Los Black se miraron preocupados sin entender qué podía ser. La hicieron sentarse en el sofá y Sirius le ofreció un té que ella aceptó con manos temblorosas.

-Igual no es nada… -murmuró arrepentida por su arrebato- Pero me ha dado la impresión de que…

-Pero, ¿qué sucede? –la interrumpió Bellatrix alterada.

-Sé que va a sonar extraño, pero os juro que…

-A nosotros nada nos sueña extraño –aseguró Sirius-, no te cortes.

-Está bien. Es mi abuela, lleva unos días que la noto un poco rara.
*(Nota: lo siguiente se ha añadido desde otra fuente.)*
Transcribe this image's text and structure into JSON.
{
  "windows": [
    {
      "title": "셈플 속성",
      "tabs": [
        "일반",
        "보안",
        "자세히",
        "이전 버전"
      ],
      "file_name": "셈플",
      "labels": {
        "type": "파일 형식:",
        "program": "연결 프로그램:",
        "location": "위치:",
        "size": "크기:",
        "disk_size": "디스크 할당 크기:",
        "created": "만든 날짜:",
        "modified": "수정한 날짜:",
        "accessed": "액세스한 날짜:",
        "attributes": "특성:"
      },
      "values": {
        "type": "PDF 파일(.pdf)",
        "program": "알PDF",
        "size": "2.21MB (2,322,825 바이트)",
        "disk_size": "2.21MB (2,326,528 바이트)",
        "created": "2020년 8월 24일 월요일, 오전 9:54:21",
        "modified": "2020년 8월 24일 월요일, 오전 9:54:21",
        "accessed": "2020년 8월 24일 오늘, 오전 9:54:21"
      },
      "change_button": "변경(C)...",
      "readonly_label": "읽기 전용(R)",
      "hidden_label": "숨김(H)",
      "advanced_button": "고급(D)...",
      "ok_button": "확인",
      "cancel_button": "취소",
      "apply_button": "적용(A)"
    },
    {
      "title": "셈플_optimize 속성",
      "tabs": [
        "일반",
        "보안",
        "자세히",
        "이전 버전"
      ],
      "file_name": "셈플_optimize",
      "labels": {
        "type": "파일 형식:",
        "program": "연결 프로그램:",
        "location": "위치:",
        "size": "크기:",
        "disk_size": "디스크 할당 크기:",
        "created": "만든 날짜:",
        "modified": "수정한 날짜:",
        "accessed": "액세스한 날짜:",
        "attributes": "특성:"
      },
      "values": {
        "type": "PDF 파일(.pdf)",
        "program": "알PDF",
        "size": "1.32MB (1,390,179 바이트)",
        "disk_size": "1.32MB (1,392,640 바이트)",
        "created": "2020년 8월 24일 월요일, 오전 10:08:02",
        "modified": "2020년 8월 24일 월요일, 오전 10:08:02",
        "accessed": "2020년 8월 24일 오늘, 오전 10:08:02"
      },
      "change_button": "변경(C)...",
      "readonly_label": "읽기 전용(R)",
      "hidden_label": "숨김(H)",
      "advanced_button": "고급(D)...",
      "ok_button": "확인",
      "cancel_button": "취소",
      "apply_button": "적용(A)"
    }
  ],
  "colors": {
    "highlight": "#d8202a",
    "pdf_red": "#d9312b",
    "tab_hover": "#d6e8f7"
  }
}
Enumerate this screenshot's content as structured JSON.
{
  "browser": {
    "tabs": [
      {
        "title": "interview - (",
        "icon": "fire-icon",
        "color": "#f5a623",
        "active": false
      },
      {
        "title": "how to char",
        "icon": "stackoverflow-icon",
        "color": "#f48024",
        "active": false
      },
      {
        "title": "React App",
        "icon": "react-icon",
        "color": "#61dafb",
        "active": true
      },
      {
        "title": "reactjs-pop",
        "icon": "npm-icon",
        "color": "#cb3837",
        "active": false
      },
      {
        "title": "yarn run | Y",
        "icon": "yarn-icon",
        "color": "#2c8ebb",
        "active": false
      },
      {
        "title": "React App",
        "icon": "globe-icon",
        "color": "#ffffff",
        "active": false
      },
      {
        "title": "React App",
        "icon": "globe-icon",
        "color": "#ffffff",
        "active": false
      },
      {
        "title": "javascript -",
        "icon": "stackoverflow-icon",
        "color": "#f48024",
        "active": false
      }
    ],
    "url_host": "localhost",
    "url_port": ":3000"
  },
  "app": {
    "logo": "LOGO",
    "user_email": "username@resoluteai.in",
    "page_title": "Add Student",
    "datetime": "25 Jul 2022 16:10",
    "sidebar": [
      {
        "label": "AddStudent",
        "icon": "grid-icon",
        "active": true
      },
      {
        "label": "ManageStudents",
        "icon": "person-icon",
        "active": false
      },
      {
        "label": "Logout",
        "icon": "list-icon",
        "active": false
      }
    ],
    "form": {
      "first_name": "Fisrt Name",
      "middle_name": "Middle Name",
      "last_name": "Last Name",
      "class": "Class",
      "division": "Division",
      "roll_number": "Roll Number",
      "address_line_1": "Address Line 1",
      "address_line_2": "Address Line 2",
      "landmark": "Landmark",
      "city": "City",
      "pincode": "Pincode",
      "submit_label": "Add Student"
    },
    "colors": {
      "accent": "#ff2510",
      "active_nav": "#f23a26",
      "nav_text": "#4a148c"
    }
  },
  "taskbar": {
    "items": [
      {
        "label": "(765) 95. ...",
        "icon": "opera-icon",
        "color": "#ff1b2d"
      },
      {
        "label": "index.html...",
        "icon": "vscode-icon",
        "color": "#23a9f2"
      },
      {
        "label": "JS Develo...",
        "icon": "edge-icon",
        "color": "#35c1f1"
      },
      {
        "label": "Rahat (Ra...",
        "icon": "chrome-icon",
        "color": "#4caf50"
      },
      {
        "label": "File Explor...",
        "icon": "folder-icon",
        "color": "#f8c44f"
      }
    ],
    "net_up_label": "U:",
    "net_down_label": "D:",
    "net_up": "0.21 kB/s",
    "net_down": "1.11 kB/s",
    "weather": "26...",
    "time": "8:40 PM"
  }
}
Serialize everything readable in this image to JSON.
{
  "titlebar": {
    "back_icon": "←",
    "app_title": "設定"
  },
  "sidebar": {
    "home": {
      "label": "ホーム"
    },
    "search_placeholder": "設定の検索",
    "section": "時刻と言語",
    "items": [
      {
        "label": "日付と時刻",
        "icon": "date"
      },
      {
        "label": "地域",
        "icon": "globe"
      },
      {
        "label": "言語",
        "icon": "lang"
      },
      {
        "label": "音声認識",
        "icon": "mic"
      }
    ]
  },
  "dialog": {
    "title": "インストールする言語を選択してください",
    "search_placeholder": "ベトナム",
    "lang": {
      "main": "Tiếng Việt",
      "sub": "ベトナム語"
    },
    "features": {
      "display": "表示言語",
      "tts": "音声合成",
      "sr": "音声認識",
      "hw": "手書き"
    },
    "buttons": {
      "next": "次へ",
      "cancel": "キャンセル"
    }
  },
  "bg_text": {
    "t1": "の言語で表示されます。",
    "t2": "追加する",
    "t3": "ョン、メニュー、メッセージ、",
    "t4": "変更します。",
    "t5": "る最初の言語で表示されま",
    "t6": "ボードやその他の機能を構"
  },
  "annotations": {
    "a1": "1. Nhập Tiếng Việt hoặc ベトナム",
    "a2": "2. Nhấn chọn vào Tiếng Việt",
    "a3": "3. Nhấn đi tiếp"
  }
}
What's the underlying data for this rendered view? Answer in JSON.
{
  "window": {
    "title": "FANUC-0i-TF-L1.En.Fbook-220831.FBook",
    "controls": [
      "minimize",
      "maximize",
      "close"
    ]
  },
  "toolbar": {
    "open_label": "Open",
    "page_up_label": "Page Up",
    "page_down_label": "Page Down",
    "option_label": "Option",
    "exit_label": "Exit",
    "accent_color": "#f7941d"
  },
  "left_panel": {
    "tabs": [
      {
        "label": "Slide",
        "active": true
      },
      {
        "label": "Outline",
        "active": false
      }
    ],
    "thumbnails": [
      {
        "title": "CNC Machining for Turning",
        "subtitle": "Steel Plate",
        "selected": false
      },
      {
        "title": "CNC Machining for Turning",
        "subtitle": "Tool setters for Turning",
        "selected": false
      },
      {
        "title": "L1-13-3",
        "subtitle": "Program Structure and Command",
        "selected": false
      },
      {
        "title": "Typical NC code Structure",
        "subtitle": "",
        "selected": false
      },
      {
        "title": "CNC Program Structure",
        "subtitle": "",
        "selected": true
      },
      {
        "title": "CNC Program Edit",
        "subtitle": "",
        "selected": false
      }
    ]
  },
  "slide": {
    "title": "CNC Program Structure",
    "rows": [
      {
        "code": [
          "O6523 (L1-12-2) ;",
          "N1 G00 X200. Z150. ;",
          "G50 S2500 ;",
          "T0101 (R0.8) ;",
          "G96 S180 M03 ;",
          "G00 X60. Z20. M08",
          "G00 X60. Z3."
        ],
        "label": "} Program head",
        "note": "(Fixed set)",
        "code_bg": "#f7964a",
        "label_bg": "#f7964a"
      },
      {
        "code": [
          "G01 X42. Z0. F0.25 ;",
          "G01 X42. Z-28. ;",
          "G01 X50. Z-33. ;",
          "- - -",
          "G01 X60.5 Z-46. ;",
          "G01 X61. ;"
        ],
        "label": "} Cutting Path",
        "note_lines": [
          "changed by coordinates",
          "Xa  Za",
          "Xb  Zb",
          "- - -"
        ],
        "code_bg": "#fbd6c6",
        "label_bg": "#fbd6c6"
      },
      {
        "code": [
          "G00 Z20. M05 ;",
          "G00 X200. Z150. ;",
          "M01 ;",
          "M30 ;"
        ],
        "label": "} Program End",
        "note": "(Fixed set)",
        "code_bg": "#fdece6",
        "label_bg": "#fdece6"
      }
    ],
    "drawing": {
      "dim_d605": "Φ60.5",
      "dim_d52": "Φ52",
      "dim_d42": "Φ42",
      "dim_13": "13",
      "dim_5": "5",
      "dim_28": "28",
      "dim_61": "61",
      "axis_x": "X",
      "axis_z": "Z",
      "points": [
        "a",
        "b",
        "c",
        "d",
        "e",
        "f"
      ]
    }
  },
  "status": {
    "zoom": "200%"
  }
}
Me ha preguntado cosas sobre vosotros y…

-¿Qué clase de cosas? –quiso saber Bellatrix.

-Cosas normales: a qué os dedicáis, qué os gusta hacer, dónde vivís…

-¿Le dijiste dónde vivimos?

-Eh… Yo… Le dije que en el camino que va de la granja a Durbuy, no me pareció que…

-Sí, sí, claro, no pasa nada –aseguró Bellatrix-. ¿Algo más?

Rose dudó, seguía temiendo que la tomaran por loca, pero al final decidió soltarlo todo:

-Esta tarde me he despedido de mi abuela después del trabajo, estaba sola con su gato (ya os conté que ha adoptado uno) en el piso de arriba. Un minuto después he tenido que volver porque me había olvidado la bufanda. Desde el piso de arriba, ella no me ha oído, pero yo la he escuchado hablar con alguien. No ha entrado nadie en ese rato, la calle estaba desierta, pero mi abuela conversaba con una mujer. Y esa mujer… hablaba de la necesidad de atrapar a unos tales Bellatrix y Sirius y… mi abuela ha mencionado vuestros nombres.